Two out of three of my machines upgraded easily.

By now, if you are a Windows 8 user, you probably upgraded or at least tried to upgrade to Windows 8.1. Of my three machines that ran Windows 8, two of them upgraded rather uneventfully, if slowly. The third, an old Celeron desktop machine, failed because evidently there wasn’t enough free memory to create a RamDisk. I tried a few things to remedy this but frankly after seeing 8.1 run on my other machines, I decided it wasn’t worth moving heaven and earth to accomplish. Overall, that is my impression of 8.1 – nice to have, not a must-have.

As I said, the upgrades went pretty slowly. The first machine that I upgraded, my VAIO Duo, was upgraded the first day the 8.1 upgrade was available. It was about as hard to download the upgrade file as it was to download a new iOS version from Apple on the first day it was available. That is, I guess, the measuring stick today. So by that measure I guess it was about normal. What I was surprised about was how long it took to install on my machine. But, again, it was not terribly out of reason.

Once my machine upgraded, I rushed over to the desktop to see my old friend, the Start button. To my chagrin, it really wasn’t a start button. There was a button where the Start button would go, and it was the Windows logo. Pressing that button brought me to the Windows 8 Metro interface. It’s not really what those clamoring for the return of the Start button were looking for.

Of course, when I right clicked the Windows button I saw the familiar Start button options, albeit in a different sort of fly out menu. But I guess if you really need those old start options, right clicking did give you what you needed.

OK, so less than overwhelmed I headed over to see the shiny new, improved Windows Store. I liked the look of the featured apps. I downloaded the Facebook app finally and a few of the other suggestions. However, I was kind of bummed when I realized that they no longer had apps broken down by category. Now they had popular free, popular paid and recommended for me. Again, more like iTunes or Google Play I guess. But I liked the old categories better.

I am just not that familiar with Windows 8 applications, and I used to enjoy browsing the different categories for apps that I considered interesting. I just don’t browse as well under this new format. I hope Microsoft will restore the categories soon.

Beyond that, I do think Windows 8.1 was snappier on my machine. I wouldn’t say it was a game changer overall, but a solid upgrade.

I upgraded my other laptop a few days after the rush was over. That upgrade went much faster on the download and about the same on the install. Again, same type of results.
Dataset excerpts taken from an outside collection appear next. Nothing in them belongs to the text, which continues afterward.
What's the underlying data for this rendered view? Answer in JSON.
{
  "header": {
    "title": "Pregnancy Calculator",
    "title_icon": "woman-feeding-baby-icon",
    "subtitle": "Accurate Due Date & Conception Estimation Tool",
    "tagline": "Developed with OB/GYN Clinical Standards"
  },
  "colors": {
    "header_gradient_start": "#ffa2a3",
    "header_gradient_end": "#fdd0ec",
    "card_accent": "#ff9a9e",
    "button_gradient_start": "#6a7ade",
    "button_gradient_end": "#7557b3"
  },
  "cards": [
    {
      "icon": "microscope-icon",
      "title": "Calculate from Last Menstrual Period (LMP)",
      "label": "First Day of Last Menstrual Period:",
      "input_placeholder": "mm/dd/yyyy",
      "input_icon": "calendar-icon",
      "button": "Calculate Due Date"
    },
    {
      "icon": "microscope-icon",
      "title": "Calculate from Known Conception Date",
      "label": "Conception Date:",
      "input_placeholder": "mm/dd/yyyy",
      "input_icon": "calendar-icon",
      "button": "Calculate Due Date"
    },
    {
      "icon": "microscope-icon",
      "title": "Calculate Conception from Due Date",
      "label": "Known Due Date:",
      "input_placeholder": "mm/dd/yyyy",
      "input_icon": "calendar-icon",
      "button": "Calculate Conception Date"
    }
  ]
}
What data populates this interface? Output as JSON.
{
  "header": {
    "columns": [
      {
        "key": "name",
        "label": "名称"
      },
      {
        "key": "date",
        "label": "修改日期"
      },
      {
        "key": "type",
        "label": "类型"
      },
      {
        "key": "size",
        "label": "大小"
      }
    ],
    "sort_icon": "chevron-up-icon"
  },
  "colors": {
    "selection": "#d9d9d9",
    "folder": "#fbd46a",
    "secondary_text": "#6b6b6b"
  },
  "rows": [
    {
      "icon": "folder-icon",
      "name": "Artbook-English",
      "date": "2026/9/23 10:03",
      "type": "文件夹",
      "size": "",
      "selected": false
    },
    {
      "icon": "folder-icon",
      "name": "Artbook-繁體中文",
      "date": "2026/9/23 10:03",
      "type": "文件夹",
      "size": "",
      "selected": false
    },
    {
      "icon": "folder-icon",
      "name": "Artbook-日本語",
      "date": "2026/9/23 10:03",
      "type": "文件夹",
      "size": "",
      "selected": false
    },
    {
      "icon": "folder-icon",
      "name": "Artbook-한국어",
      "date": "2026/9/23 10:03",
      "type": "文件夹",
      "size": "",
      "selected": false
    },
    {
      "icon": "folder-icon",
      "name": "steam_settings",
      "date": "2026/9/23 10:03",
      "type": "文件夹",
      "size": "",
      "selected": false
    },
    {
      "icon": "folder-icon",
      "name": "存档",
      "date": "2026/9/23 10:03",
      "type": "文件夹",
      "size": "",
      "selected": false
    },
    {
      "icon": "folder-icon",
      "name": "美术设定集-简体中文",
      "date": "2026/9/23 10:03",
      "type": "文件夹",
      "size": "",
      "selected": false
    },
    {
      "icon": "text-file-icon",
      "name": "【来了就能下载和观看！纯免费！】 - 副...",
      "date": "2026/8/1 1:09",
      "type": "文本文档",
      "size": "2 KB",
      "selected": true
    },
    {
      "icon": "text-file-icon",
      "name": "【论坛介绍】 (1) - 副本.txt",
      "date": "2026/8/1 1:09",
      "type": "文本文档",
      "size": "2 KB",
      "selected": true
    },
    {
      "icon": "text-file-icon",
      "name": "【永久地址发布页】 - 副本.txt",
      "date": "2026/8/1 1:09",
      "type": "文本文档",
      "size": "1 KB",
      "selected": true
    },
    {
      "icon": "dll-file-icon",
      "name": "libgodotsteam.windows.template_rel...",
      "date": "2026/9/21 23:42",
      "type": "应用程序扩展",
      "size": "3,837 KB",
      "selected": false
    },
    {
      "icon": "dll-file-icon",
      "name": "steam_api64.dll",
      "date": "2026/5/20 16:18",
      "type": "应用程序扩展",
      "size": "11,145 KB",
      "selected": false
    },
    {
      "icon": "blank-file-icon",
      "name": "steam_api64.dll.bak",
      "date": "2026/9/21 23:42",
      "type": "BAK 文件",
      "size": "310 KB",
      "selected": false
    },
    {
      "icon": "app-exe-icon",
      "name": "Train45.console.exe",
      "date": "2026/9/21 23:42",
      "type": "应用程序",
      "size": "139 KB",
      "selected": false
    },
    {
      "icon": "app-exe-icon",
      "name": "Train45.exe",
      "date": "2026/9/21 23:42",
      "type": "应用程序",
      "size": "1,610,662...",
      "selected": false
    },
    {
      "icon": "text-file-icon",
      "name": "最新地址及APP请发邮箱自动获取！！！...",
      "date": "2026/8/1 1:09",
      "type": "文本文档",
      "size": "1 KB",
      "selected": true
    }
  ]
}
One thing I did notice is that since my other laptop is not a touchscreen, having the Start button was more useful with a mouse. I didn’t have to mouse in from the corner or side and go to another screen and all of that.

I was speaking with Mark Laymon, founder of the co-working Caffeine Spaces here at the FAU R&D Park. Mark is a mouse user for 20 years. He doesn’t have a touchscreen. He thinks while overall Windows 8.1 was “all right,” it was no big deal. The biggest thing for him is when he has to shut down, he no longer has to try and drag the mouse over from the right edge and find the power button and all of that. He just goes to the familiar start button menu. Also, reaching stuff like the control panel and other places from the Start button is a lot easier for him.

That just confirms for me what I already knew. Windows 8 is really made for a touch interface. While you can get by with just a mouse, it loses some of its power without touch. Even now, when I am on my old laptop or other machines, I find myself touching the screen to move things around or scroll down. It is only when nothing happens that I realize I am not in touchscreen Kansas anymore.

So overall if you use a mouse, Windows 8.1 is a decent upgrade and offers some help. If not and you haven’t upgraded yet, it probably doesn’t rise to the top of your list. One thing to keep in mind though is that Microsoft made a big deal about Windows 8.1 being a free upgrade. I don’t know what their plans are, but maybe it doesn’t stay free forever? Just a thought.